The study, led by researchers at the Crick and their GSK collaborators, reveals a new mode of action for the compound – known as DMOG – and could help researchers develop new cancer treatments that target cancer metabolism, in the future.
“We were surprised to find in the lab that DMOG caused some types of breast cancer cells to die, but not others,” says Louise Fets, postdoc at the Crick and first-author of the paper. This effect was independent of the known effects of DMOG on oxygen-dependent signalling.
“So we started looking at what DMOG was doing inside these cells and why there was variability in their response to this compound,” she says.
Further analysis revealed that sensitivity to DMOG correlated with the presence of a specific protein transporter on the membrane of cancer cells, known as MCT2. Breast cancer cells with high MCT2 expression were killed by DMOG, whereas cells with low expression survived.
The team discovered that MCT2 transports a derivative of DMOG inside cancer cells, where it disrupts multiple enzymes in glutamine metabolism – an essential amino acid for cancer cell survival.
The findings, published in Nature Chemical Biology suggest that MCT2 expression could be used to predict which cancers are likely to respond to DMOG, or similar compounds.

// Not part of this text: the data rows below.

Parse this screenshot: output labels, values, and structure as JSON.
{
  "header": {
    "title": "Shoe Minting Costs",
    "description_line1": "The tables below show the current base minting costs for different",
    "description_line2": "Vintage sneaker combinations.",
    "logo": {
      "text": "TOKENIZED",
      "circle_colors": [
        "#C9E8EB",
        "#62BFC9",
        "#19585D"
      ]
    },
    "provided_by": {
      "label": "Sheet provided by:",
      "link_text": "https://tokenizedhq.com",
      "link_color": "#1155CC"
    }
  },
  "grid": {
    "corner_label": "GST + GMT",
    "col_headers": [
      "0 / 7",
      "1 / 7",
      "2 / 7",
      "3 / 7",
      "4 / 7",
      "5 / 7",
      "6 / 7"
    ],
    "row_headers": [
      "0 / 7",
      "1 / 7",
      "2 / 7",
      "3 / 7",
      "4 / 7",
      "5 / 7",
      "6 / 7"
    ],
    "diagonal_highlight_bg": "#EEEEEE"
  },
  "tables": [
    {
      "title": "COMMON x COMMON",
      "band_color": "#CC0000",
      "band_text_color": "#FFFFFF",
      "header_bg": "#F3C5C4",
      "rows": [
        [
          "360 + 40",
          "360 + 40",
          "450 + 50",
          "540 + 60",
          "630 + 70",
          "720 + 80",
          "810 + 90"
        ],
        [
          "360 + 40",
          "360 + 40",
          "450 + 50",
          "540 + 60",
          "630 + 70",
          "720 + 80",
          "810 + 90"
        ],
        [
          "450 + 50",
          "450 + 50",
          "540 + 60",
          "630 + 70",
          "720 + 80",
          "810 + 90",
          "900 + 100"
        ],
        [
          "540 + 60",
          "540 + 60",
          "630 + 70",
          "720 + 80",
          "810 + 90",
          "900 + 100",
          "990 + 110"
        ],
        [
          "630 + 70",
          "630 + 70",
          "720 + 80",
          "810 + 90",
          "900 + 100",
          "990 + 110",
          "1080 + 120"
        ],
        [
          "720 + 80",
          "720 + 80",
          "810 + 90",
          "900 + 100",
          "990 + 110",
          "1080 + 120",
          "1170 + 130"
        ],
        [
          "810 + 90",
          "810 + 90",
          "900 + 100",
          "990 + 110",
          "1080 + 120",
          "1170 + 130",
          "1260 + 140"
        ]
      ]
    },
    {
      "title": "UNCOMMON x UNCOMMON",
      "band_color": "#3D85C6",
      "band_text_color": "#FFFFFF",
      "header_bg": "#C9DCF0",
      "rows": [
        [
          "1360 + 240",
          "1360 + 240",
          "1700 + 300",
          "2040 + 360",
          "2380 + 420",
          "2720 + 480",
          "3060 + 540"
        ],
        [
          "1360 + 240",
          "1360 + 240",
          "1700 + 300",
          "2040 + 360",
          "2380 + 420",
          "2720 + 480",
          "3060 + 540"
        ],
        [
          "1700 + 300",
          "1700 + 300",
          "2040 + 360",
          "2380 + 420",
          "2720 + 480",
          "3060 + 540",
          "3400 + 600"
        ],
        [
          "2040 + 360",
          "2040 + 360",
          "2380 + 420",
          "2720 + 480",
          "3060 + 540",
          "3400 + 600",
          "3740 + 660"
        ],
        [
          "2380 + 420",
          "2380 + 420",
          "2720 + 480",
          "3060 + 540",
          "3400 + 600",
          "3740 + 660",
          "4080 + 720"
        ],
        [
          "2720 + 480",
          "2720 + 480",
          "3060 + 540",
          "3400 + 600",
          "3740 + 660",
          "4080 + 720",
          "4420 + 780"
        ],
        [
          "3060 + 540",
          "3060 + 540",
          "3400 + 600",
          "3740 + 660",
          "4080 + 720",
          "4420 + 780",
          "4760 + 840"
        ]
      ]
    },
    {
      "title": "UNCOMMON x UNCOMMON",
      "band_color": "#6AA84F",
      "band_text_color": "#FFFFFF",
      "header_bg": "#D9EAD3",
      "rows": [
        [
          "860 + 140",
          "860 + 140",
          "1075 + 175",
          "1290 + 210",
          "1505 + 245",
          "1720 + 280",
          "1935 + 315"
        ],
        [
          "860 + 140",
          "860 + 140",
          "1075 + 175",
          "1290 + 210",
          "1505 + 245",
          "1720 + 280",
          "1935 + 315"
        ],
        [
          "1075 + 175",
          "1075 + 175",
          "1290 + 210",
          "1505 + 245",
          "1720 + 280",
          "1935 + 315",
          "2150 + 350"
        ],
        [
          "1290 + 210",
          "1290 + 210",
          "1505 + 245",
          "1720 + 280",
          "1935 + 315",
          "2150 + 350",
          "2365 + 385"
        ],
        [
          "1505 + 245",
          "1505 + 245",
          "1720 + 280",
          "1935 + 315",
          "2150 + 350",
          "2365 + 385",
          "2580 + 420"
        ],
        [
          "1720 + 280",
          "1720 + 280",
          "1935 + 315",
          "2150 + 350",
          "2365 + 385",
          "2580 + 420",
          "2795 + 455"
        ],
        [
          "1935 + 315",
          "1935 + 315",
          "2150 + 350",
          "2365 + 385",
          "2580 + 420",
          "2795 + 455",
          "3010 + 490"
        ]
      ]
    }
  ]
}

“DMOG has classically been used to mimic the body’s reaction to low oxygen conditions, and it’s exciting to start investigating this compound in the context of cancer metabolism,” says Dimitrios Anastasiou, group leader at the Crick and corresponding author of the paper.
“This fruitful collaboration with the GSK-Crick LinkLabs has given us real insight into the mechanism of action of DMOG in cancer cells, and could help us design similar-compounds to target MCT2-positive cancers in the future.”